Some of us may speak in tongues. That is helpful, but after a while we start to feel that we would like to know what it is that we are saying.
Or we do not really know what it is that we should confess, or what it is that we should ask for – what it is that deep down we desire, and whether that is right

Some of you may know Pushkin’s fairy story of the fisherman who caught a magic fish. It was able to grant wishes. His wife told him to ask the fish for one thing, and then when she had that, she decided on something more, and then something more. She thought she knew what she wanted – that it lay in wealth and beauty and fame – but she was never satisfied. Like most of us, she didn’t really know what she wanted.

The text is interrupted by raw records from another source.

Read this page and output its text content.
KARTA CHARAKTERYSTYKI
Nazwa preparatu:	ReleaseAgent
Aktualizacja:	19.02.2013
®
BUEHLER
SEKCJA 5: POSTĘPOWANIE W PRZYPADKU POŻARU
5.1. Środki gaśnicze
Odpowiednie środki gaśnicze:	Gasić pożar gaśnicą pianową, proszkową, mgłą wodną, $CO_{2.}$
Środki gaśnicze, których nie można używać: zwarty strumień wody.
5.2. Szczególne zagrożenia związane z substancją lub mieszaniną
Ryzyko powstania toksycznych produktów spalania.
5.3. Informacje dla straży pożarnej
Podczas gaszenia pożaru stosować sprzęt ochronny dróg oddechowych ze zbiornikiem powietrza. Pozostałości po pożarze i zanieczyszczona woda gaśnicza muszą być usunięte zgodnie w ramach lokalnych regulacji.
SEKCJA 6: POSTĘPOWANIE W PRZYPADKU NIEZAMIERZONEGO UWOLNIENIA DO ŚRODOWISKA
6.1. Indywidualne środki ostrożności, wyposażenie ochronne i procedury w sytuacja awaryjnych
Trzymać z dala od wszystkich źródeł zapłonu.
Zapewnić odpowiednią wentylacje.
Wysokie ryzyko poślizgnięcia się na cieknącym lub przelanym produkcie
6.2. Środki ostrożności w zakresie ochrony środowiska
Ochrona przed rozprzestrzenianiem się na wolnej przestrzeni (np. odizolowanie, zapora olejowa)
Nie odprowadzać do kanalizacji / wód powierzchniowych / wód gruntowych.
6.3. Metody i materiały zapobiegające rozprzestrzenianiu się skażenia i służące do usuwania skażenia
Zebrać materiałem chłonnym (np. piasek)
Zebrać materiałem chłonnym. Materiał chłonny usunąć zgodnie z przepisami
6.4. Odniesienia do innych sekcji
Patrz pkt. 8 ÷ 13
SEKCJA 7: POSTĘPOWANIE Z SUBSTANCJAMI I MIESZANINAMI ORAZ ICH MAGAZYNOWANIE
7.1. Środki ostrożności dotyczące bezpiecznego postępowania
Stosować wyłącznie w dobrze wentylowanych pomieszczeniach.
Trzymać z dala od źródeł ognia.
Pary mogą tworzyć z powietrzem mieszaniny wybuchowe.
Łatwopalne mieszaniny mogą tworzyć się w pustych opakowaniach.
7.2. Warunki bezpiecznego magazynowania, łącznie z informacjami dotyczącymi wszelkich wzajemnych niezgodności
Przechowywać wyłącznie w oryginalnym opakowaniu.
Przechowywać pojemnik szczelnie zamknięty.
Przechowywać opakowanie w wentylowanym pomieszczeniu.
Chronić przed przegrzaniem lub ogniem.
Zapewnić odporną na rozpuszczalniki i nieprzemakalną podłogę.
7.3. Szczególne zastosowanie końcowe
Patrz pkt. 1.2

If you find that that is the case, then can I suggest that it can be helpful to use the prayers of the church as a basis for your prayer. You might like, over Lent, to join us for morning prayer – either at the time or later on in the day. Or you might like to join us for compline on Thursday evenings on zoom at 9:30

Or there are two simple prayers that you can pray.
And I hope that you will find that these are prayers that you can pray with your whole heart and mind, in complete integrity.

The first is a prayer that many prayed as they came to Jesus in the gospels. It is the very simple prayer that has come to us as ‘Lord Jesus Christ, Son of God, have mercy on me, a sinner’.
It is a believer’s prayer, because we are calling Jesus Lord.
It is not a prayer that God will somehow forgive me, for he has forgiven us. But it is a prayer that Jesus will change and transform us, that he will heal us – or those we love - physically and spiritually, that he will teach us what we need to pray, that he will show us spiritual truths.

It is a foundational prayer: we pray it slowly, thinking over the words. We realise that it is not a formula, but a cry to Jesus for mercy. We repeat it, until it becomes part of us, and on top of that prayer we build our other prayers.

And the other prayer: it is quite different, and starts from a different place.

If you are not sure about the Jesus prayer, then there is no doubt about this prayer, because this is the prayer that Jesus taught us to pray, that we will say in a few minutes: Our Father in Heaven. Again, we pray it slowly and thoughtfully, thinking about the words.

But there are times, and I suspect that this incident with Peter, James and John was one of them, when there really is nothing to say. There are no words to express the reality of what we have seen, or the person Whose presence we find ourselves in. And that is the time when we are simply to stand in His presence in awe.